Distance and similarity measures for Pythagorean fuzzy sets

The concept of Pythagorean fuzzy sets is very much applicable in decision science because of its unique nature of indeterminacy. The main feature of Pythagorean fuzzy sets is that it is characterized by three parameters, namely, membership degree, non-membership degree, and indeterminate degree, in such a way that the sum of the square of each of the parameters is one. In this paper, we present axiomatic definitions of distance and similarity measures for Pythagorean fuzzy sets, taking into account the three parameters that describe the sets.
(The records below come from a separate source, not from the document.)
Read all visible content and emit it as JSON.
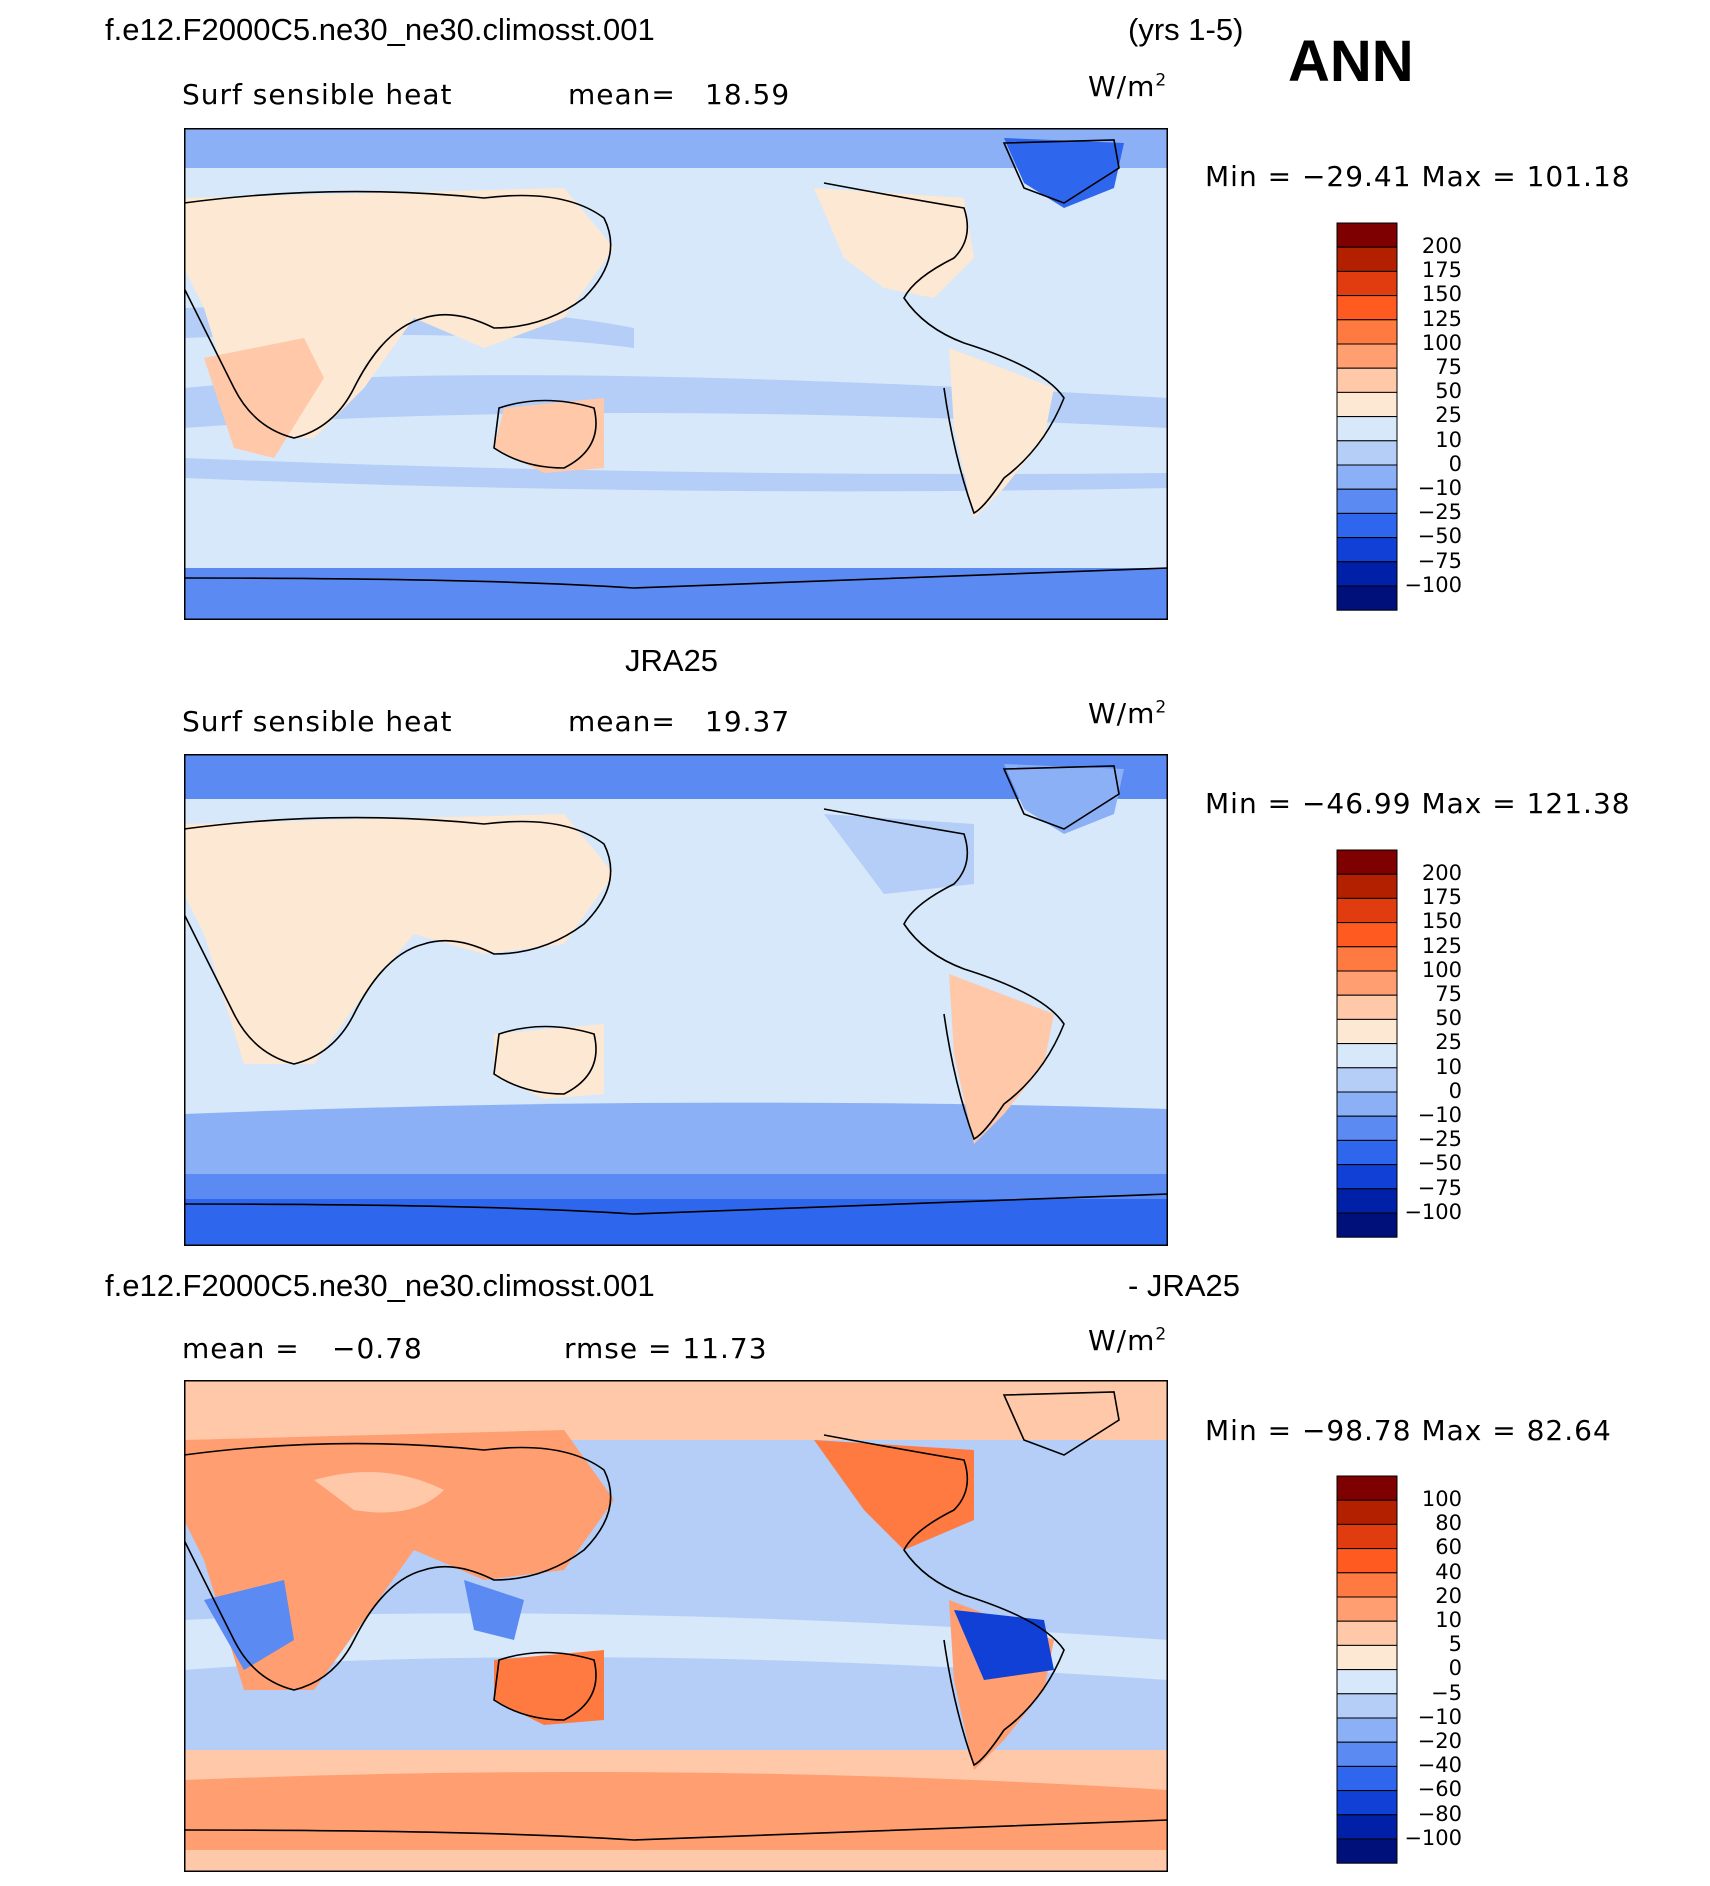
{
  "header": {
    "case_name": "f.e12.F2000C5.ne30_ne30.climosst.001",
    "years": "(yrs 1-5)",
    "season": "ANN"
  },
  "panels": [
    {
      "title": "",
      "variable": "Surf sensible heat",
      "stat_label": "mean=",
      "stat_value": "18.59",
      "second_stat": "",
      "units": "W/m",
      "units_exp": "2",
      "minmax": "Min = −29.41 Max = 101.18",
      "levels": [
        "200",
        "175",
        "150",
        "125",
        "100",
        "75",
        "50",
        "25",
        "10",
        "0",
        "−10",
        "−25",
        "−50",
        "−75",
        "−100"
      ],
      "colors": [
        "#7f0000",
        "#b22000",
        "#e03c10",
        "#ff5a20",
        "#ff7a40",
        "#ff9e70",
        "#ffc8a8",
        "#fde8d4",
        "#d6e8fa",
        "#b4cef7",
        "#8bb0f5",
        "#5a8af2",
        "#2f66ee",
        "#1040d6",
        "#0020a8",
        "#00107a"
      ]
    },
    {
      "title": "JRA25",
      "variable": "Surf sensible heat",
      "stat_label": "mean=",
      "stat_value": "19.37",
      "second_stat": "",
      "units": "W/m",
      "units_exp": "2",
      "minmax": "Min = −46.99 Max = 121.38",
      "levels": [
        "200",
        "175",
        "150",
        "125",
        "100",
        "75",
        "50",
        "25",
        "10",
        "0",
        "−10",
        "−25",
        "−50",
        "−75",
        "−100"
      ],
      "colors": [
        "#7f0000",
        "#b22000",
        "#e03c10",
        "#ff5a20",
        "#ff7a40",
        "#ff9e70",
        "#ffc8a8",
        "#fde8d4",
        "#d6e8fa",
        "#b4cef7",
        "#8bb0f5",
        "#5a8af2",
        "#2f66ee",
        "#1040d6",
        "#0020a8",
        "#00107a"
      ]
    },
    {
      "title_left": "f.e12.F2000C5.ne30_ne30.climosst.001",
      "title_right": "- JRA25",
      "variable": "mean =",
      "stat_label": "",
      "stat_value": "−0.78",
      "second_stat": "rmse =   11.73",
      "units": "W/m",
      "units_exp": "2",
      "minmax": "Min = −98.78 Max =  82.64",
      "levels": [
        "100",
        "80",
        "60",
        "40",
        "20",
        "10",
        "5",
        "0",
        "−5",
        "−10",
        "−20",
        "−40",
        "−60",
        "−80",
        "−100"
      ],
      "colors": [
        "#7f0000",
        "#b22000",
        "#e03c10",
        "#ff5a20",
        "#ff7a40",
        "#ff9e70",
        "#ffc8a8",
        "#fde8d4",
        "#d6e8fa",
        "#b4cef7",
        "#8bb0f5",
        "#5a8af2",
        "#2f66ee",
        "#1040d6",
        "#0020a8",
        "#00107a"
      ]
    }
  ]
}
Some distance and similarity measures in intuitionistic fuzzy sets, viz, Hamming, Euclidean, normalized Hamming, and normalized Euclidean distances, and similarities are extended to Pythagorean fuzzy set setting. However, it is discovered that Hamming and Euclidean distances and similarities fail the metric conditions in Pythagorean fuzzy set setting whenever the elements of the two Pythagorean fuzzy sets, whose distance and similarity are to be measured, are not equal. Finally, numerical examples are provided to illustrate the validity and applicability of the measures. These measures are suggestible to be resourceful in multicriteria decision-making problems (MCDMP) and multiattribute decision-making problems (MADMP), respectively.